NASCAR Driver Saved by Device Invented at MSU
Anyone who saw the horrific crash this past weekend at the Daytona 500 involving Ryan Newman knew it was one of the worst in the NASCAR circuit. Most didn't expect the driver to survive let alone walk out of the hospital on his own just a few days later. With well wishes and prayers, Newman is home recovering with his family and technology developed right here in Michigan played a big role in making that happen.
The device credited with saving his life was invented at Michigan State and developed by former MSU professor Robert Hubbard. Known as the HANS device, or Head and Neck Support, it was developed by Hubbard along with his brother-in-law, a former racecar driver, Jim Downing. The device is a head restraint that reduces the compression a spine may endure after an accident. The device works by attaching to the helmet of a driver and preventing it from going forward like it would in a normal car with typical seat belts.

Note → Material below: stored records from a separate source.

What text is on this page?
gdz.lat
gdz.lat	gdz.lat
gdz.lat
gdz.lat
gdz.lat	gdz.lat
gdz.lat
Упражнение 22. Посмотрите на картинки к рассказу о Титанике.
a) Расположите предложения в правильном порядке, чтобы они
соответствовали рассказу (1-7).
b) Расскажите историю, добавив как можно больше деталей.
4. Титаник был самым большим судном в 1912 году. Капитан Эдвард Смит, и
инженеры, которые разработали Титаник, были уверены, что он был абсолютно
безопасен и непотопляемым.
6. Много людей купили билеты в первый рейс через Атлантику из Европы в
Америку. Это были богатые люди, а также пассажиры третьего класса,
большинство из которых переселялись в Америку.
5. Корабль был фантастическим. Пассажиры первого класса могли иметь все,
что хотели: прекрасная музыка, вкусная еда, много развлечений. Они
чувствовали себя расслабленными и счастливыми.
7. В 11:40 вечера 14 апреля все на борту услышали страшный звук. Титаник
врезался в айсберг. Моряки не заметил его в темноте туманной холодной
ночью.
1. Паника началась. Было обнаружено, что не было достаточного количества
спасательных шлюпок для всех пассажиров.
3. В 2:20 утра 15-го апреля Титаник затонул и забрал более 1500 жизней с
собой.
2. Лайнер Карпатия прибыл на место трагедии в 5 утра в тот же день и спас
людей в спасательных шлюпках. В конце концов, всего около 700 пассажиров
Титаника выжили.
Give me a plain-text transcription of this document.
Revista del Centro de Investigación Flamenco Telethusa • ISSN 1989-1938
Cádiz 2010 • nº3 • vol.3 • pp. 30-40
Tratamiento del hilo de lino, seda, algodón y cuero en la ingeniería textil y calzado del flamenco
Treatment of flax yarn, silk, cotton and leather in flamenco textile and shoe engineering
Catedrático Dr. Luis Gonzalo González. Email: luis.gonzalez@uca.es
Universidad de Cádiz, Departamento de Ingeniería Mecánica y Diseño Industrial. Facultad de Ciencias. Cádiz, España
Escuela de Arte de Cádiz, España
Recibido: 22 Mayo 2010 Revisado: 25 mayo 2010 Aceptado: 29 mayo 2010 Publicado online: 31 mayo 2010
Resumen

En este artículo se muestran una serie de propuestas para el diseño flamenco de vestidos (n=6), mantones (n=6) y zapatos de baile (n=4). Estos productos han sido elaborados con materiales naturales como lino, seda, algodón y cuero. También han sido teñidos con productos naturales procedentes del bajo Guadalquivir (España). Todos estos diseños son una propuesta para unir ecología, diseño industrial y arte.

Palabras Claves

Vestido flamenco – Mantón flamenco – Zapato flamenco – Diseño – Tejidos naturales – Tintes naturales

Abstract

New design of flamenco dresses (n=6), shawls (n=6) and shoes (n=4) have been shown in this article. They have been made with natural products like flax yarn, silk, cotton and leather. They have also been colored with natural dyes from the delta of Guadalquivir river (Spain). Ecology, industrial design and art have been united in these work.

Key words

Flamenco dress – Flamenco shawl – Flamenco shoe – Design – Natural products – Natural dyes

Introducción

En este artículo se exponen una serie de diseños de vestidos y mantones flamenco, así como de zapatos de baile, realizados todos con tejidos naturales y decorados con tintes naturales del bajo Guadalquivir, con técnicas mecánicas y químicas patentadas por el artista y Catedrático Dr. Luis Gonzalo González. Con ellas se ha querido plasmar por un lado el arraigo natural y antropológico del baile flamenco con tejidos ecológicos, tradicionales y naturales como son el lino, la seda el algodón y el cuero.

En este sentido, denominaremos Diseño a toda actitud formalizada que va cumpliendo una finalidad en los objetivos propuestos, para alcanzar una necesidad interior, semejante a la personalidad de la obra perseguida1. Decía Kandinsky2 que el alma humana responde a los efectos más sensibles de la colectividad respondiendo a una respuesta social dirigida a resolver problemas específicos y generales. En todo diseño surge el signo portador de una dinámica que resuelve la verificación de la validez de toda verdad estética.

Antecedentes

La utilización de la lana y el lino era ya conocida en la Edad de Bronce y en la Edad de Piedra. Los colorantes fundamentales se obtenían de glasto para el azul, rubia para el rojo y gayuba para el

Actually developed in the 1980s HANS is not new to the racing world. The HANS was recommended for use by NASCAR in 2001 after Dale Earnhardt died at the Daytona 500, and was made mandatory in 2005. Thankfully, since then no driver has died on the track.
Currently, there is no set timetable for Ryan Newman to return to racing, but the wonderful thing is if he's alive and well and able to make that choice thanks to amazing technology.